Подорогин промолчал.
— Гут. — Харитон Савелич энергично потер лицо. — Так ты вот, значит, уверен, что когда после Нового года заявился по своему старому адресу, пасечник прятался от тебя на антресолях в прихожей. Так?
Подорогин слегка отстранился от стола.
— Так…
— Наш моряк-огородник, у которого хата находилась в том же подъезде, только на первом этаже?
— Да.
— Перед тем как зайти в дом, ты позвонил в квартиру по мобильному, и твоя бывшая тебе ответила?
— Да.
— Теперь, Василич, хорошенько подумай и скажи: сколько раз — после того как ты позвонил по мобильному — твоя бывшая могла спустить пасечника в его квартиру по лестнице и поднять обратно на антресоли? Пять раз или десять?
Подорогин оторвал от ощипанной грозди недозрелую виноградинку и повалял ее в пальцах.
— А что, его там не было?
— Нет уж, ты меня просвети для начала, что проще: затолкать живого человека под потолок или отправить домой от греха подальше?
— Он же сам потом признался, что был на антресолях.

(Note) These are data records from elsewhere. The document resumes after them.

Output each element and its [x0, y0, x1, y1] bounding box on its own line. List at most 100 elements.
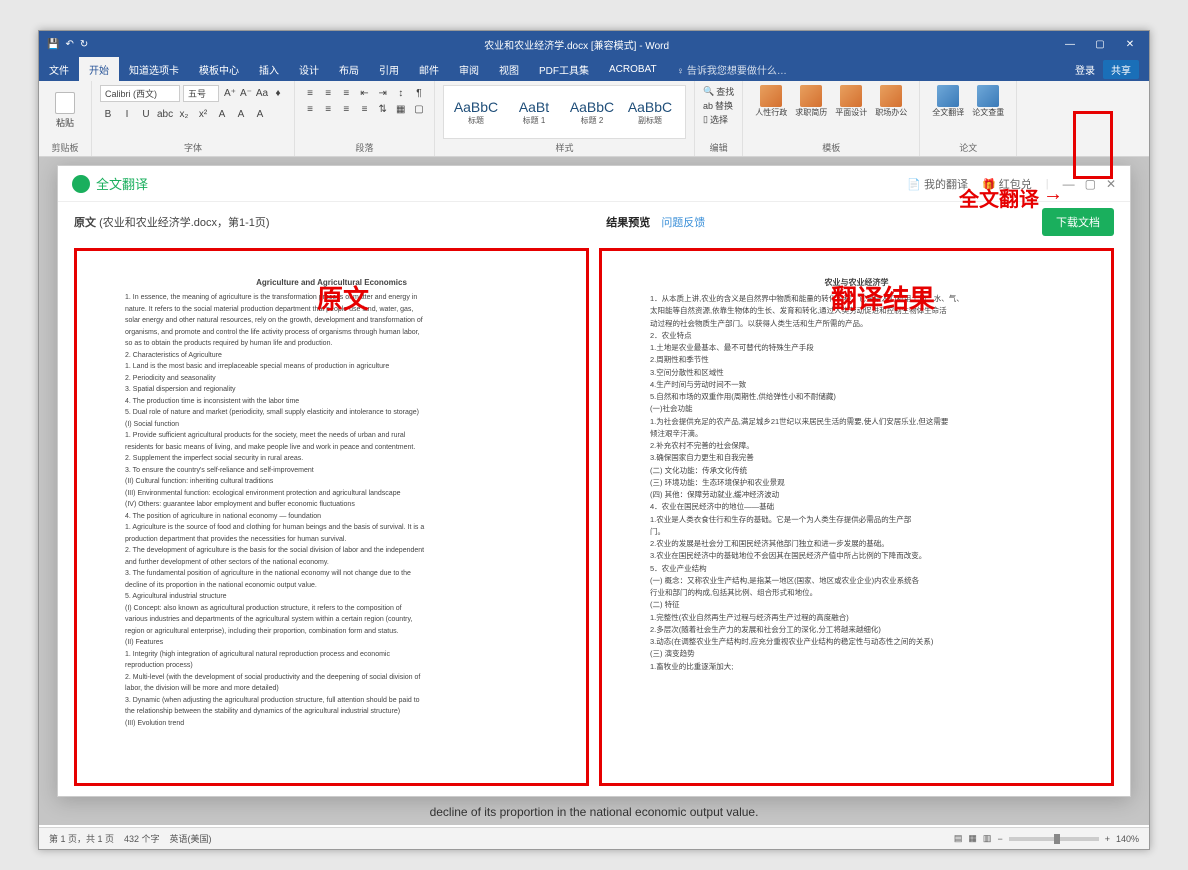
font-btn[interactable]: x₂ [176, 106, 192, 122]
addin-平面设计[interactable]: 平面设计 [831, 85, 871, 118]
font-btn[interactable]: A⁺ [222, 86, 238, 102]
dialog-maximize[interactable]: ▢ [1085, 177, 1096, 191]
doc-line: 1. Land is the most basic and irreplacea… [125, 362, 538, 373]
font-btn[interactable]: A [214, 106, 230, 122]
ribbon-tab-8[interactable]: 邮件 [409, 57, 449, 81]
doc-line: 太阳能等自然资源,依靠生物体的生长、发育和转化,通过人类劳动促进和控制生物体生命… [650, 305, 1063, 316]
style-item[interactable]: AaBt标题 1 [506, 90, 562, 134]
show-marks[interactable]: ¶ [412, 85, 426, 101]
addin-全文翻译[interactable]: 全文翻译 [928, 85, 968, 118]
status-word-count[interactable]: 432 个字 [124, 832, 160, 845]
align-justify[interactable]: ≡ [357, 101, 371, 117]
align-right[interactable]: ≡ [339, 101, 353, 117]
ribbon-tab-4[interactable]: 插入 [249, 57, 289, 81]
ribbon-tab-0[interactable]: 文件 [39, 57, 79, 81]
styles-gallery[interactable]: AaBbC标题AaBt标题 1AaBbC标题 2AaBbC副标题 [443, 85, 686, 139]
ribbon-tab-7[interactable]: 引用 [369, 57, 409, 81]
ribbon-tab-12[interactable]: ACROBAT [599, 57, 667, 81]
doc-line: solar energy and other natural resources… [125, 316, 538, 327]
font-btn[interactable]: x² [195, 106, 211, 122]
view-print[interactable]: ▦ [968, 833, 977, 844]
font-btn[interactable]: B [100, 106, 116, 122]
ribbon-tab-2[interactable]: 知道选项卡 [119, 57, 189, 81]
ribbon-tab-11[interactable]: PDF工具集 [529, 57, 599, 81]
window-maximize[interactable]: ▢ [1087, 39, 1113, 50]
status-language[interactable]: 英语(美国) [170, 832, 212, 845]
list-bullets[interactable]: ≡ [303, 85, 317, 101]
ribbon-tab-5[interactable]: 设计 [289, 57, 329, 81]
list-multi[interactable]: ≡ [339, 85, 353, 101]
my-translations-link[interactable]: 📄 我的翻译 [907, 176, 968, 192]
doc-line: 2．农业特点 [650, 330, 1063, 341]
list-numbers[interactable]: ≡ [321, 85, 335, 101]
style-item[interactable]: AaBbC标题 2 [564, 90, 620, 134]
tell-me[interactable]: ♀ 告诉我您想要做什么… [677, 57, 787, 81]
view-web[interactable]: ▥ [983, 833, 992, 844]
indent-dec[interactable]: ⇤ [357, 85, 371, 101]
style-item[interactable]: AaBbC标题 [448, 90, 504, 134]
font-btn[interactable]: U [138, 106, 154, 122]
bonus-link[interactable]: 🎁 红包兑 [982, 176, 1032, 192]
zoom-slider[interactable] [1009, 837, 1099, 841]
addin-论文查重[interactable]: 论文查重 [968, 85, 1008, 118]
align-left[interactable]: ≡ [303, 101, 317, 117]
sort[interactable]: ↕ [394, 85, 408, 101]
font-btn[interactable]: A [233, 106, 249, 122]
doc-line: 1. Integrity (high integration of agricu… [125, 650, 538, 661]
style-item[interactable]: AaBbC副标题 [622, 90, 678, 134]
download-button[interactable]: 下载文档 [1042, 208, 1114, 236]
view-read[interactable]: ▤ [954, 833, 963, 844]
original-pane: Agriculture and Agricultural Economics 1… [74, 248, 589, 786]
doc-line: 4.生产时间与劳动时间不一致 [650, 379, 1063, 390]
doc-line: 2. The development of agriculture is the… [125, 546, 538, 557]
font-size-select[interactable]: 五号 [183, 85, 219, 102]
addin-人性行政[interactable]: 人性行政 [751, 85, 791, 118]
font-name-select[interactable]: Calibri (西文) [100, 85, 180, 102]
feedback-link[interactable]: 问题反馈 [661, 217, 705, 229]
window-minimize[interactable]: — [1057, 39, 1083, 50]
ribbon-tab-10[interactable]: 视图 [489, 57, 529, 81]
group-paragraph: ≡≡≡⇤⇥↕¶ ≡≡≡≡⇅▦▢ 段落 [295, 81, 435, 156]
ribbon-tab-9[interactable]: 审阅 [449, 57, 489, 81]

— Ну да. — Харитон Савелич пошаркал ногой. — Явился с повинной. Ты еще скажи, что он собственными баксами хотел тебя задобрить.
Нечаянно раздавив ягоду, Подорогин облизал пальцы.
— А чьими?
— Василич, ты сам прекрасно знаешь, что между твоей бывшей и пасечником не было и не могло быть вообще ничего. Никаких постельных сцен. Даже воздушных поцелуев не было. И если ты уже смирился с постельной сценой, то это еще не значит, что так оно и было. Она, баба, просто крутила им, как хотела. А ему, отставнику, бобылю и размазне, не нужно было ничего больше. Он молился на нее, как Заратустра на огонь — и далеко не отойти, и не дай бог притронуться. Вот тебе и вся постельная сцена.
— Тогда я вообще ничего не понимаю. Кто был на антресолях-то?
— А тот, чьи баксы тебе и вручил пасечник, когда явился с повинной.
— Кто?
— Конь в пальто. — Харитон Савелич потеребил ус. — Ты хотя бы в курсе, что твоя бывшая была расписана с другим за пару дней до твоего явления?
Подорогин обмер.
— Не может быть… Я бы знал об этом.
— От кого бы знал?
— От дочек хотя бы.
— Ну, если б им еще кто сказал, то — наверное.
— Да зачем Наталье было от меня запираться? — с виноватой улыбкой возразил Подорогин. — Расписалась так расписалась. Знал бы — духу моего бы там не было. Зачем ей?
— Хороший вопрос, — кивнул Харитон Савелич. — Зачем прятать живого мужа на антресолях от бывшего?
— Алименты, — сказал Подорогин первое пришедшее на ум.
— Не глупи, Василич.
— Не знаю тогда.
Харитон Савелич прикурил «беломорину» от клушиной зажигалки-флакона.
— А ты подумай.
— Не знаю, — повторил Подорогин.
— Не хочешь знать, — погрозил ему папиросой Харитон Савелич. — Уперся бараном в постельную сцену с пасечником и не хочешь знать ничего другого.
Подорогин закинул ногу на ногу и сложил крестом руки на колене:
— Как вам будет угодно.
— Ну что ты опять, — шепнула Клуша водителю, — кота за хвост. Тьфу.
Харитон Савелич не глядя отмахнулся от нее.
— Да мне-то будет угодно хоть как… А почему ты уперся в постельную сцену с пасечником, зарылся в ней страусом, я тебе скажу. Потому что нутром чуешь, что на самом деле все было куда хуже. Пасечник — это пыль в глаза твоей совести, нутру твоему. И поэтому своего прошлого ты боишься еще больше, чем будущего.
Подорогин вопросительно взвел бровь.
— Это как?
— А так. — Харитон Савелич, затянувшись, перетащил папиросу из одного угла рта в другой, прищурился от дыма. — Твоя бывшая прятала от тебя мужа не оттого, что боялась скандала — ты лучше меня знаешь, что этого она не боялась, — а потому что была с ним заодно.
— То есть?
— То есть: перед твоим приездом они обсуждали план действий после того, как прокуратура отскребет тебя от машины.
Подорогин помотал головой, будто хотел что-то оттрясти с волос.
— Наталья, после того как мы… — Он взмахнул пальцами. — Могла, конечно. Не спорю… Но на это не пошла бы ни за что. Бред… Ни за что.
Харитон Савелич сбил пепел папиросы на газету.
— Ради детей, Василич, пошла бы. Ну, кроме этого, одно только можно сказать ей в оправдание: обрабатывать ее пришлось долгонько. Больше месяца.
— И кто ее обрабатывал?
— Не знаю.
— Она же потом выхаживала меня целую неделю.